Where does that happen in NYC or anywhere for that matter in a metropolitan city? The wood material that he uses really do come and from salvaged from old buildings- like the white pine. Not just any buildings, but historic buildings that was/is part of old New York City. What better way to capture that, but to put it in guitar builds for people to play and record with. His guitars has a feel and look that is not “refined” which folks who gigs with vintage instruments tend to favor because they feel worn like an old shoe or an old baseball glove not needing a “break-in” period. Definitely if you like new and very polished guitars these are not for sure. Here is the sad part- the rent in premium spaces in NYC is super expensive. How about $ 1K- 2K per square foot for a new lease. Some of those folks who has retail stores actually are able to do it because there lease is older and does not have the inflatable rent hike. With that said, you would imagine that this luthier would charge a hefty build fee due to his location- he doesn’t and he keeps the cost accessible and manageable. 
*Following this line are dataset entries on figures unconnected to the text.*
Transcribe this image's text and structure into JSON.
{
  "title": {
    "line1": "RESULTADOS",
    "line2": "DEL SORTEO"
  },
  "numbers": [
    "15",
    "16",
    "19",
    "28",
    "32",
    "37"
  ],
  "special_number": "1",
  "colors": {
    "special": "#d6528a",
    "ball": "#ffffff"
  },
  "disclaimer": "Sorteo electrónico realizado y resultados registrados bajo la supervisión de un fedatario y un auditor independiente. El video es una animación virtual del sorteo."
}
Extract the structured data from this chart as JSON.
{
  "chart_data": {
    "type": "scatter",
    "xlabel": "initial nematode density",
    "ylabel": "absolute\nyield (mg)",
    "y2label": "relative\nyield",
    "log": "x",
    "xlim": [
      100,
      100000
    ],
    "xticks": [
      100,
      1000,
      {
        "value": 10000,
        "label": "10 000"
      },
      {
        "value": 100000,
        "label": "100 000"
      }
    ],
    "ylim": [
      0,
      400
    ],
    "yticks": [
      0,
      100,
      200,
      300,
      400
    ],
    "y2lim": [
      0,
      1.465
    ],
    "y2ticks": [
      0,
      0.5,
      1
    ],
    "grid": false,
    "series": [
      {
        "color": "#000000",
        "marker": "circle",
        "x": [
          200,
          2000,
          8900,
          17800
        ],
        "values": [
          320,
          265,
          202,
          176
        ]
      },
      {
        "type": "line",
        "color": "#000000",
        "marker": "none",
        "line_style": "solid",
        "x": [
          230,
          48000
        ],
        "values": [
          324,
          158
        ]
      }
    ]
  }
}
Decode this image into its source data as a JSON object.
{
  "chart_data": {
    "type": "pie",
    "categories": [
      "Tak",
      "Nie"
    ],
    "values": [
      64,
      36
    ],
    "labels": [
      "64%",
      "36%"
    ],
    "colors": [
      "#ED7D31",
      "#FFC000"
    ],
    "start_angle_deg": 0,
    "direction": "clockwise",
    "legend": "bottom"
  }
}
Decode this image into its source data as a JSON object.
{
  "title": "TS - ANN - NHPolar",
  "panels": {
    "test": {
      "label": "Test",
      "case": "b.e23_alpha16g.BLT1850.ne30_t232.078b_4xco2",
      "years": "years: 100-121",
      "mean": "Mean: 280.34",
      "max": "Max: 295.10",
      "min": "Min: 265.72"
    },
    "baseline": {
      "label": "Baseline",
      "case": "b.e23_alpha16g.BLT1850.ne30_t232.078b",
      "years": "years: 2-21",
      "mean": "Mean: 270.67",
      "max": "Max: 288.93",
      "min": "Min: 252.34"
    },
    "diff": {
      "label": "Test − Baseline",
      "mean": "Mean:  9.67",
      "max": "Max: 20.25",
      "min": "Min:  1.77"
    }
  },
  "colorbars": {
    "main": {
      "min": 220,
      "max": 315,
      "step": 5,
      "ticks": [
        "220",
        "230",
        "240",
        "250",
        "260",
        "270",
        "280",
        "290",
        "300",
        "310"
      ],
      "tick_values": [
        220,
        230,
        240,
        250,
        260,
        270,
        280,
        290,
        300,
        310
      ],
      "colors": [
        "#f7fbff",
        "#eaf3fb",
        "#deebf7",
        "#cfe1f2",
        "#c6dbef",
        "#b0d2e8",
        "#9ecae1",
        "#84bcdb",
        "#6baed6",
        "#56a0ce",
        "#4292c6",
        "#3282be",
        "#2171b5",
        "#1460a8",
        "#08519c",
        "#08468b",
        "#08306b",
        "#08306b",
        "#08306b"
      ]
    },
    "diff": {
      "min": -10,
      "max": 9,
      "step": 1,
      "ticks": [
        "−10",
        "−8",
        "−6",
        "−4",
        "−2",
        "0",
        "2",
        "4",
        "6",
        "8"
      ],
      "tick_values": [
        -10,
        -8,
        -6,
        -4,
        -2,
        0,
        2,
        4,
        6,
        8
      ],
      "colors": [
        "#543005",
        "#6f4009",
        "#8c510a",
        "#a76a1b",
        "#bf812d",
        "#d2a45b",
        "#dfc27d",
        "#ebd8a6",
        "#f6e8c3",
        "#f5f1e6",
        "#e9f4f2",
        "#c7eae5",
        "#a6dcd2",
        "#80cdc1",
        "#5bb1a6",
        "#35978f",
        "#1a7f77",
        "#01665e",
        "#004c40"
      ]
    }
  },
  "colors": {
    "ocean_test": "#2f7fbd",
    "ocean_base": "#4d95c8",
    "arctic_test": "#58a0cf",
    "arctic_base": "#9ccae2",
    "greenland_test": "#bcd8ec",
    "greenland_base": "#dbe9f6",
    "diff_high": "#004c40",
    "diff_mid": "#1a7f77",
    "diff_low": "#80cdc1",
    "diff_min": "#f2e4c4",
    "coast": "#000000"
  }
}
I have no association with the builder or trying to promote his work, but just clear admiration of “old school” way of building and to show my admiration as well as respect to a dying and lost art.

Reactions: Like 2


----------



## FLQuacker (Feb 22, 2019)

I'll definitely check that out when we escape from the dial up speed location.


----------



## Eric Rorabaugh (Mar 12, 2022)

@FLQuacker
Wayne. Did you ever make the turkey call from this? If so, where's the pics? And any pen blank size cutoffs laying around?

Reactions: Like 1


----------



## JerseyHighlander (Mar 13, 2022)

Ybor City! Home of Tampa Bay Brewing Co and some damned fine hand rolled cigars... It's been too long.
That's some pretty wood. What are you planning to make from it?
I once had a large pine timber from an 1800's mill here in North Jersey many years ago. Never did get to work with it, some POS stole it.


----------



## FLQuacker (Mar 26, 2022)

Eric Rorabaugh said:


> @FLQuacker
> Wayne. Did you ever make the turkey call from this? If so, where's the pics? And any pen blank size cutoffs laying around?


I did..not impressed, but it was never meant to hunt. No pics...no scraps left.

Reactions: Like 1


----------